Part 31

1.4K 50 0
                                    

Esok paginya usai melaksanakan sholat subuh berjamaah dimasjid, abiyan langsung bergegas lari menuju toilet lantai bawah.

ia terus memuntahkan isi perutnya di wastafel, perutnya benar-benar merasa mual. ia bahkan meninggalkan istrinya begitu saja.

huek! huek!

abiyan membasuh wajahnya dengan air yang ada disana, ia menatap wajah yang terlihat pucat pada cermin yang ada dihadapannya.

"mas, kamu gapapa?"

abiyan langsung membalikkan badannya menatap wajah khawatir sang istri yang sepertinya habis berlari kecil. ia dapat mendengar deru nafas yang tidak teratur dari wanita yang masih berdiri diambang pintu.

dengan cepat abiyan melangkah mendekati sang istri, ia mendekap tubuh kecil yang masih terbungkus mukena disana.

"kamu lari-larian?" tanya abiyan dengan menatap wajah cantik istrinya, kedua tangannya menangkup pipi shefa disana.

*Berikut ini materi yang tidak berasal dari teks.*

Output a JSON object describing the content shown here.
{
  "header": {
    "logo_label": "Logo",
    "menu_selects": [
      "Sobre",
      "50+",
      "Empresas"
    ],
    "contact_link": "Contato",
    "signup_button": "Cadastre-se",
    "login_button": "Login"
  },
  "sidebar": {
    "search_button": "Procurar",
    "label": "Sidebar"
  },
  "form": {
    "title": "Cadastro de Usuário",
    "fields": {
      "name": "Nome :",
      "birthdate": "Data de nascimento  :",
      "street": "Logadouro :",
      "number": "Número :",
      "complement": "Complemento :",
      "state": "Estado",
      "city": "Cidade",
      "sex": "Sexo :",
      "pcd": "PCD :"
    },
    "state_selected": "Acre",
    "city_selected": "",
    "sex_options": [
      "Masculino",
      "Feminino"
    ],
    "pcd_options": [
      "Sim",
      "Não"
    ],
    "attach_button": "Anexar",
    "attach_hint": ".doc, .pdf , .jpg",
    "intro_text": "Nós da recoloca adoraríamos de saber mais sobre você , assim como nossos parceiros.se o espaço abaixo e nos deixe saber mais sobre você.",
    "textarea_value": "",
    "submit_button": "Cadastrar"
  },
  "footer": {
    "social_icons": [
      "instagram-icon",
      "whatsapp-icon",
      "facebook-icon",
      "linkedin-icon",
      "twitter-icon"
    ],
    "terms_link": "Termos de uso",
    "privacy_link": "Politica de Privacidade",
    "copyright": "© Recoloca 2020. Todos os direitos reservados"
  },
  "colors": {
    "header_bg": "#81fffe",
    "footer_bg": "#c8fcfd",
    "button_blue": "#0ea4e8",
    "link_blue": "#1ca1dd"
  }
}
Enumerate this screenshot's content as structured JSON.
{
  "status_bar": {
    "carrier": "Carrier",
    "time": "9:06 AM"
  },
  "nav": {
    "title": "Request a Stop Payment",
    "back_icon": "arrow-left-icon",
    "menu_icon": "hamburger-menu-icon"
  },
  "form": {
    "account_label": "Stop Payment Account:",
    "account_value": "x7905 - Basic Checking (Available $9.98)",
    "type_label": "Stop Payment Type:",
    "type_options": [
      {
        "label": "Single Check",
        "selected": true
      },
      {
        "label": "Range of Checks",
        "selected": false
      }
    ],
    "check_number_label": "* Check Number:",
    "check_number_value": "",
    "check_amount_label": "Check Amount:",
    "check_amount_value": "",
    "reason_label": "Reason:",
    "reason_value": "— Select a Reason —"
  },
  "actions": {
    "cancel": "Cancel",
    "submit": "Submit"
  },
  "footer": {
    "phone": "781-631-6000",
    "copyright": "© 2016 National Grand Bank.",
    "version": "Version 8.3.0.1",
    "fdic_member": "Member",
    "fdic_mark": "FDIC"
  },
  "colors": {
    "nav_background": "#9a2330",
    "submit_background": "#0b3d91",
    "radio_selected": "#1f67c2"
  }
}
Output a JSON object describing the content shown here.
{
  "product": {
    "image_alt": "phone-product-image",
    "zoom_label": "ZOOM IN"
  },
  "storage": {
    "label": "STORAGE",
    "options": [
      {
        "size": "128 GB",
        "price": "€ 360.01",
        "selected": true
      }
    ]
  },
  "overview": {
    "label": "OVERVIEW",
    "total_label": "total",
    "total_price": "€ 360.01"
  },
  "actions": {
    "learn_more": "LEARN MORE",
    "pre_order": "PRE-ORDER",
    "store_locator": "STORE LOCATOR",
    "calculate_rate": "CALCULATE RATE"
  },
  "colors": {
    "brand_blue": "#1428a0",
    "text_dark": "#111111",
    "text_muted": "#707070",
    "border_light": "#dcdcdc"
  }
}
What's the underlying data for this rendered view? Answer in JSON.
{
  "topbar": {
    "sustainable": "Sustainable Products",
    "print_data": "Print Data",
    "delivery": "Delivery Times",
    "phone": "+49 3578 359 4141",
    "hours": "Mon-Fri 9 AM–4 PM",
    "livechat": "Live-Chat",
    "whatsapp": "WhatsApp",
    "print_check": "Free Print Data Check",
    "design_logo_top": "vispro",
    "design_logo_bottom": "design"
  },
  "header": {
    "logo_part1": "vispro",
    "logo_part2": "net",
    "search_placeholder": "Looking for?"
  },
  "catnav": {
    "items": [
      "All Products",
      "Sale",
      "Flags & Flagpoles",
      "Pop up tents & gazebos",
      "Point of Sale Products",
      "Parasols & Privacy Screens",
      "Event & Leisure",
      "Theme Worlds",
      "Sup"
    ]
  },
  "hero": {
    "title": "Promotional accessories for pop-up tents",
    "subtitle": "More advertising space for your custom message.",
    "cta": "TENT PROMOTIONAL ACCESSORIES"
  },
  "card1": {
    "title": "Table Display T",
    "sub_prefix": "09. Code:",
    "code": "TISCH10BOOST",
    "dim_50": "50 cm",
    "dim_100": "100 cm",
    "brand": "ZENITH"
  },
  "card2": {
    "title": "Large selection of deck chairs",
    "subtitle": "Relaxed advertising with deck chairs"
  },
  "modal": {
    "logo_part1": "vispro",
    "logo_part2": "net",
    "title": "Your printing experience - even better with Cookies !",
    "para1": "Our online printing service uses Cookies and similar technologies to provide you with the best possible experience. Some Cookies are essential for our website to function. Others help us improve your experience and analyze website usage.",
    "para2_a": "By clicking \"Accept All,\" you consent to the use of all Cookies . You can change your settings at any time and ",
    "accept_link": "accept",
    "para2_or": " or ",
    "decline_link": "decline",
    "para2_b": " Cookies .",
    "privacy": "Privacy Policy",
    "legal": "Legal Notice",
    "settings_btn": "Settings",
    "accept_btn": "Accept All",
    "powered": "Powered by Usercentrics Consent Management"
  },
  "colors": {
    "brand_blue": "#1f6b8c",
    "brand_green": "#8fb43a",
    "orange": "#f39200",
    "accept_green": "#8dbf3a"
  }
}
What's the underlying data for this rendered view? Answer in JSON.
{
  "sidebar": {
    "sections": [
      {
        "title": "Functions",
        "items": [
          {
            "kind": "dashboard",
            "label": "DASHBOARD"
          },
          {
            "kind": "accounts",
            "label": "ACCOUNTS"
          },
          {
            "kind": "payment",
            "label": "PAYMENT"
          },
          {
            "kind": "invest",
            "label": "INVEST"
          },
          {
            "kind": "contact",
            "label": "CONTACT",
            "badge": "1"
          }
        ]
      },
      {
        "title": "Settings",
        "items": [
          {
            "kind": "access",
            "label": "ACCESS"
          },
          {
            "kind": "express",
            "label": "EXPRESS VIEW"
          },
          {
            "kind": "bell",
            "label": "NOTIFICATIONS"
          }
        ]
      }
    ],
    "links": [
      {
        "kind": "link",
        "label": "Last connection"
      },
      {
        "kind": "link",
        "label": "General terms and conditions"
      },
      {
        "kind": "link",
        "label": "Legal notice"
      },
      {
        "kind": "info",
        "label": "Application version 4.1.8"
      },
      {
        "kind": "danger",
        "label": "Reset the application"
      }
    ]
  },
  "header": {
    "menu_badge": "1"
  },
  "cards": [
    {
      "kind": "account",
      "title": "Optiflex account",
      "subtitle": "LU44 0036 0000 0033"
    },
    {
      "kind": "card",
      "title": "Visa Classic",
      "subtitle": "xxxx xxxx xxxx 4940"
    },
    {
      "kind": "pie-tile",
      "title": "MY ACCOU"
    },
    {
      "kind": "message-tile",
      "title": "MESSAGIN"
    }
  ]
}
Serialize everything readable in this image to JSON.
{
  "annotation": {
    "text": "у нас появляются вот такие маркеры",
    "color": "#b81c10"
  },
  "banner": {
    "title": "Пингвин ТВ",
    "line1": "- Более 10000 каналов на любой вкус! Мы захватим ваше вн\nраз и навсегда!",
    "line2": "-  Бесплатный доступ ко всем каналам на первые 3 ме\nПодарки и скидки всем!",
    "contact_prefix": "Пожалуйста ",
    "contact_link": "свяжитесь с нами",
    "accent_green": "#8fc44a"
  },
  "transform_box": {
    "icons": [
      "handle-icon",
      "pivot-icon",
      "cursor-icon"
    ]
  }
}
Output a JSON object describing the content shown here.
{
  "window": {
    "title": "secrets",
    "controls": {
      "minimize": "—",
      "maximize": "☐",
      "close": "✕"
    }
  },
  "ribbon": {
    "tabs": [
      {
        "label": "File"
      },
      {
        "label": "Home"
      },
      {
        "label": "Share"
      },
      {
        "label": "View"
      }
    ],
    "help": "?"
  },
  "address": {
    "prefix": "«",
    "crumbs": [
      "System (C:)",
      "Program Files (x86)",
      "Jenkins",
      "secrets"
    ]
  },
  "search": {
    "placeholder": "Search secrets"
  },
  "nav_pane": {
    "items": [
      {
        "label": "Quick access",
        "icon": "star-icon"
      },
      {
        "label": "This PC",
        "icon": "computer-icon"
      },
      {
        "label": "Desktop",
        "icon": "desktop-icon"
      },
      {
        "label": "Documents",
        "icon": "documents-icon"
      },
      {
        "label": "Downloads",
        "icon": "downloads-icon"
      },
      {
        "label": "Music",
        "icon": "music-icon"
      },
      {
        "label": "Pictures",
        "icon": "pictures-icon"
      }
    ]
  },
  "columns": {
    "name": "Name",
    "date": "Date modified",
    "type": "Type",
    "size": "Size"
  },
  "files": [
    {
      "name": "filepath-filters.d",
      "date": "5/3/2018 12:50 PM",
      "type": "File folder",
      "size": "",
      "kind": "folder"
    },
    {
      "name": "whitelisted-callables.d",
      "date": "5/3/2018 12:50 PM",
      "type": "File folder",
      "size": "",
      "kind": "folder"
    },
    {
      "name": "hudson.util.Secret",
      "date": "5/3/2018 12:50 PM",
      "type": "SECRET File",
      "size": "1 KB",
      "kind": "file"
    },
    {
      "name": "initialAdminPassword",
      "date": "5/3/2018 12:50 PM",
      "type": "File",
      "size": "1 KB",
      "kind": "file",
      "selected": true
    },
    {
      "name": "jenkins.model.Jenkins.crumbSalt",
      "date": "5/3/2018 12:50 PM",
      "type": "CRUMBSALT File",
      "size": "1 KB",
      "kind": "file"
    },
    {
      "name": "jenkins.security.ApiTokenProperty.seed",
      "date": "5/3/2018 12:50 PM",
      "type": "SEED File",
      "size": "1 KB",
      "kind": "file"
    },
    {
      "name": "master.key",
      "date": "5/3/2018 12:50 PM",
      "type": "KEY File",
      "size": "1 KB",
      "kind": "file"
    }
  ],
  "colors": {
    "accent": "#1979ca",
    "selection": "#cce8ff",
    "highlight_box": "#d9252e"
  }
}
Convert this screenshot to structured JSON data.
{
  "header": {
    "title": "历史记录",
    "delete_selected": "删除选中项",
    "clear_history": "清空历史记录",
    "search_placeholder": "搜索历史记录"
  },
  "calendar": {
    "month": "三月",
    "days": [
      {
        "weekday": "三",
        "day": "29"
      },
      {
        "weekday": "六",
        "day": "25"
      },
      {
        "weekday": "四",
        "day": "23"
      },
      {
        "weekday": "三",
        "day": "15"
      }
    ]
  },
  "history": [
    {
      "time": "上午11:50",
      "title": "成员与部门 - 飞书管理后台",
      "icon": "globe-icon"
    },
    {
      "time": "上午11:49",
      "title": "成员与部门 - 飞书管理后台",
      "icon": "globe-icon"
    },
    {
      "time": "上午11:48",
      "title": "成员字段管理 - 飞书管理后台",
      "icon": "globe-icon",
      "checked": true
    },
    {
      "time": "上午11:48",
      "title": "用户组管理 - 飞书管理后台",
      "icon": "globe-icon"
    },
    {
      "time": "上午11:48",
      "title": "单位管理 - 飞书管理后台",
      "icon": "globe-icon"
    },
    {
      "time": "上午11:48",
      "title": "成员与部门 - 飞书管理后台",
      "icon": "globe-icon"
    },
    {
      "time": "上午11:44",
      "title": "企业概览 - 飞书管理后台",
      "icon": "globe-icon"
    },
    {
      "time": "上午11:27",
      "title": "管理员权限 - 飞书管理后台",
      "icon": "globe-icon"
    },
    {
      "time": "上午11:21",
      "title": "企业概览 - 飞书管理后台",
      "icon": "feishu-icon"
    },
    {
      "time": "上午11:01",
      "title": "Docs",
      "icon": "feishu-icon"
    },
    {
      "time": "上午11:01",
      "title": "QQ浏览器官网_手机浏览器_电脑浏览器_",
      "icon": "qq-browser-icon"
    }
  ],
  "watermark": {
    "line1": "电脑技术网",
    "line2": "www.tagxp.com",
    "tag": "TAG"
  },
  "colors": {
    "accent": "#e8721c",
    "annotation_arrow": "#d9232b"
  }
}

"maaf, aku khawatir sama kamu." ucap shefa membuat abiyan menghela nafasnya panjang.

perutnya sudah merasa mendingan, tidak semual tadi. kini abiyan merangkul pundak istrinya dan menuntun gadis itu ke ruang tengah lalu mendudukkannya disana.

shefa terus menatap wajah tampan suaminya yang kini sudah berlutut didepan perutnya, entah apa yang akan suaminya itu lakukan. ia lebih memilih diam duduk diatas sofa saja.

sementara abiyan tak berhenti tersenyum, ada raut bahagia yang terpancar diwajahnya. tangan kanannya terulur mengusap lembut perut istrinya yang masih terlihat rata disana. entah mengapa ia merasa sangat senang dengan mengusap perut yang masih tertutup mukena itu.

abiyan mendongak menatap iris coklat terang milik istrinya, senyuman dibibirnya sama sekali tidak luntur diwajahnya.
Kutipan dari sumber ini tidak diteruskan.